Patrice Chassard, vice-président de l’Interprofession Saint-nectaire, collège producteur, s'exprime sur la chute de consommation de l'AOP Saint-Nectaire en cette période de crise

© auvergne agricole

« Les ventes de Saint-nectaire se sont effondrées de 30 à 70%, voire plus, selon les circuits de commercialisation. La fermeture des cantines et des restaurants a impacté le Saint-nectaire laitier. Le Saint-nectaire fermier souffre quant à lui de la fermeture des circuits courts (marchés…). Les producteurs, laitiers ou fermiers, doivent désormais s’adapter avec les moyens du bord. Dans l’immédiat nous devons gérer les stocks et la production actuelle. Les Saint-nectaires blanc sont congelés dans la mesure du possible. A titre personnel, j’ai loué un camion frigorifique pour congeler ma production. Une poignée de producteurs fermiers tente également d’écouler des fromages en faisant des livraisons ou en installant un système de drive. Ce sont des initiatives personnelles difficiles à dénombrer.

La seconde solution à être mise en place dès maintenant, c’est la baisse de la production. Nous tarissons des vaches plus précocement. Nous réformons également les animaux et réajustons les rations alimentaires. Le coup de froid de cette semaine aura au moins l’avantage de ralentir la pousse de l’herbe. Il donne un peu plus de temps avant le retour à la pâture, une période où naturellement la production augmente.

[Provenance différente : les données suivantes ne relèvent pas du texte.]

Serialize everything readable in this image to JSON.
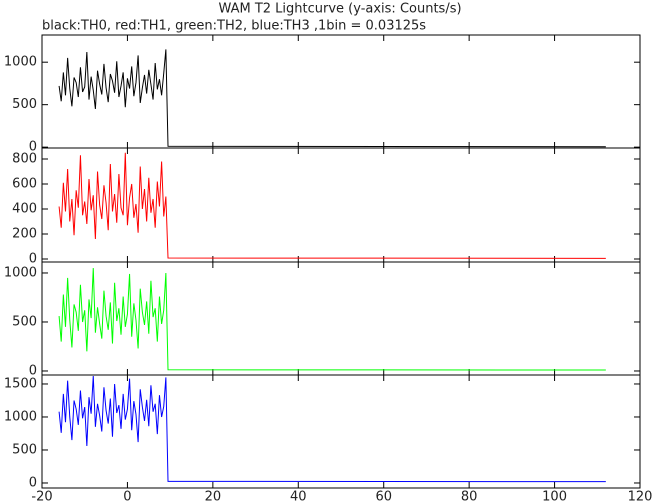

Cette crise est une double peine pour les producteurs de Saint-nectaire. En 2019, nous avons réalisé d’importants achats de fourrages pour assurer notre production malgré la sécheresse. Une production qu’aujourd’hui nous ne pouvons plus vendre !

C’est une situation extrêmement complexe, laborieuse et frustrante. J’ai traversé beaucoup de choses dans ma vie professionnelle mais celle-ci est de loin la plus difficile. Le marché qui s’effondre du jour au lendemain, c’est impensable. Inimaginable. De plus, nous vivons la fermeture des marchés alimentaires locaux comme une trahison. Cette décision a été prise sous la pression sans penser qu’elle ouvrait un pont d’or à la grande distribution. D’autant plus que nous n’avons aucun contact avec la GMS. Elle ne nous aide pas. »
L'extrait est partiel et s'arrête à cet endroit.